Od dwóch lat żyję spokojnie bez mediów społecznościowych. Telefonu używam tylko do podstawowych czynności, czyli dzwonienia, robienia zdjęć czy do szukania potrzebnych mi informacji w wyszukiwarce. Pod tym względem jestem już całkowicie niezależna, chociaż kiedyś byłam od social mediów wręcz uzależniona. Miałam wszędzie założone konta, na których publikowałam mnóstwo treści i impulsywnie gromadziłam sobie publiczność pod postacią znajomych, których często widziałam tylko raz w życiu. Czekałam, aż ktoś zareaguje na te bzdury, które wypisywałam i po prostu tym żyłam. Na szczęście potem w pewnym momencie zdałam sobie sprawę, że moje zachowanie jest po prostu głupie.
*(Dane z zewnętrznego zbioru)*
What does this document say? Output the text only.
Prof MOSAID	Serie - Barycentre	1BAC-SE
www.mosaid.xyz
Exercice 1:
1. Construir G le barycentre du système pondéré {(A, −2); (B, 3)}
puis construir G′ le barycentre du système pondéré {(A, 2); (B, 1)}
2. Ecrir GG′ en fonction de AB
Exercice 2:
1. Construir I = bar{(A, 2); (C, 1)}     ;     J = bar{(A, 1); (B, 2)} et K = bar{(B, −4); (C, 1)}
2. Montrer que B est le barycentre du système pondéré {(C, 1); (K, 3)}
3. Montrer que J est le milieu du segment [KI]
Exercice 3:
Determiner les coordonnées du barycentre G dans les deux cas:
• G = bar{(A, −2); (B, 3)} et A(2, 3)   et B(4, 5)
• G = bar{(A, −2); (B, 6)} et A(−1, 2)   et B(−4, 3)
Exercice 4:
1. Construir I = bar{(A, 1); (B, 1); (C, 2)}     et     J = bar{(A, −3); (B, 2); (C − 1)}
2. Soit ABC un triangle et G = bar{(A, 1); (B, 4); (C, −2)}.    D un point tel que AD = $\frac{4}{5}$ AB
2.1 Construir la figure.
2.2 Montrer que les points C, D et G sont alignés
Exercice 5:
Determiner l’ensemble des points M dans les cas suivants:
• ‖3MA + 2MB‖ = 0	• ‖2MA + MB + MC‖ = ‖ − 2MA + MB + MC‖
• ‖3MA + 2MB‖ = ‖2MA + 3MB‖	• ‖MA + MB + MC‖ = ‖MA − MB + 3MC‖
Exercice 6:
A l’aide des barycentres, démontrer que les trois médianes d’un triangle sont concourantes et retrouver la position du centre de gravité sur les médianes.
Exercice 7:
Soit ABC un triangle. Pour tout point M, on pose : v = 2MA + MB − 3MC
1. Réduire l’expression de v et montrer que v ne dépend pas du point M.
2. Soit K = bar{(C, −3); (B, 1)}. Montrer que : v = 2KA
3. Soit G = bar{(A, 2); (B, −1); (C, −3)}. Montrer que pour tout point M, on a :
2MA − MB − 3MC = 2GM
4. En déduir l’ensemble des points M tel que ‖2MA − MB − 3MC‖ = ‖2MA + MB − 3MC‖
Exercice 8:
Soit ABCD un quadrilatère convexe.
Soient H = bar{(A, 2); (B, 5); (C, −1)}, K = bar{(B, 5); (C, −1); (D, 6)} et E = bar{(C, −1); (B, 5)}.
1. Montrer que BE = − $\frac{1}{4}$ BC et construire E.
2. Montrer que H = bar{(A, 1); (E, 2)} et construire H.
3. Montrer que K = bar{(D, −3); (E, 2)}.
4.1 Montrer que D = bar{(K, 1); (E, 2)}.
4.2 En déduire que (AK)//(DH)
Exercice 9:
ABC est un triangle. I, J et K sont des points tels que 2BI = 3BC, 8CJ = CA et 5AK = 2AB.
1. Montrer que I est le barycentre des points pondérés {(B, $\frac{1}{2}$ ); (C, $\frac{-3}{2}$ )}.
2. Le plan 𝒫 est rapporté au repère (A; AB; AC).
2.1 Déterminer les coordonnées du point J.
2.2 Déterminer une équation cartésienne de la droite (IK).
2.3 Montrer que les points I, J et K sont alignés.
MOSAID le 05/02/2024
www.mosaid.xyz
Wszyscy jesteśmy tak pochłonięci wirtualnym życiem, że prawdziwe po prostu nas mniej interesuje i przecieka nam przez palce. Krótko mówiąc usunęłam się ze wszystkich portali społecznościowych i już mnie tam nie ma, a co więcej – raczej już nigdy tam nie wrócę, ponieważ wybrałam prawdziwy świat. Jeśli chodzi o moją przyjaciółkę, to całkowicie oszalała na punkcie portali społecznościowych. Ma profile na różnych stronach i gorączkowo zbiera obserwujących. Codziennie publikuje jakieś zdjęcia, robi ankiety, sama aktywnie daje polubienia. Dwa miesiące temu na jednym z portali zaczął ją obserwować pewien facet, a nawet polubił jej kilka zdjęć i postów. Przyjaciółka oczywiście także odwiedziła jego profil aby zobaczyć, kto to jest i… po prostu się w nim się zakochała!
Mężczyzna ten jest biznesmenem, w dodatku bardzo przystojnym. Niestety, najważniejsze w tej całej sytuacji jest to, że ma on żonę i troje dzieci. Mimo tego przyjaciółka całe dnie i noce wyczekuje na jakieś polubienie z jego strony i od teraz każda nasza rozmowa zaczyna się od tego, że sprawdzała, kto dał jej polubienia i Paweł nie dał jej ani jednego, chociaż był aktywny. Oczywiście mówiłam jej, żeby się uspokoiła, bo po pierwsze, jest żonaty, więc głupotą jest coś sobie wyobrażać, w dodatku jest zapracowanym facetem, który nie ma czasu przesiadywać non stop w mediach społecznościowych. Po drugie to, że polubił jej kilka zdjęć tak naprawdę nic nie ozancza!
Moja przyjaciółka uważała zupełnie co innego i dla niej był to znak, że powinna dalej działać. Niedawno polubił jakieś jej zdjęcie, więc kobieta długo nie czekając napisała do niego z propozycją, aby się poznali. Mężczyzna odczytał jej wiadomość, ale nic nie odpisał. Przyjaciółka zaczęła więc prawdziwą histerię, bo to jej mężczyzna marzeń, więc chce go poznać, a on tak po prostu nic nie odpisał! Teraz codziennie słucham od niej o tym, jacy to mężczyźni są źli i jak można dawać polubienia a potem nie chcieć się poznać?! Dla mnie to zabawne, że ludzie tak poważnie mogą traktować wirtualne życie. Chociaż kiedy dłużej o tym myślę, to bardziej smutne niż zabawne.
Trzeba żyć w świecie realnym, chociaż wiem, że wiele osób bardziej woli świat wirtualny, ponieważ w nim można być kimkolwiek się chce – najważniejsze, aby zrobić odpowiednie zdjęcie i udawać, że prowadzi się modny styl życia, wtedy jest się gwiazdą nawet, jeżeli w świecie realnym nie osiągnęło się niczego.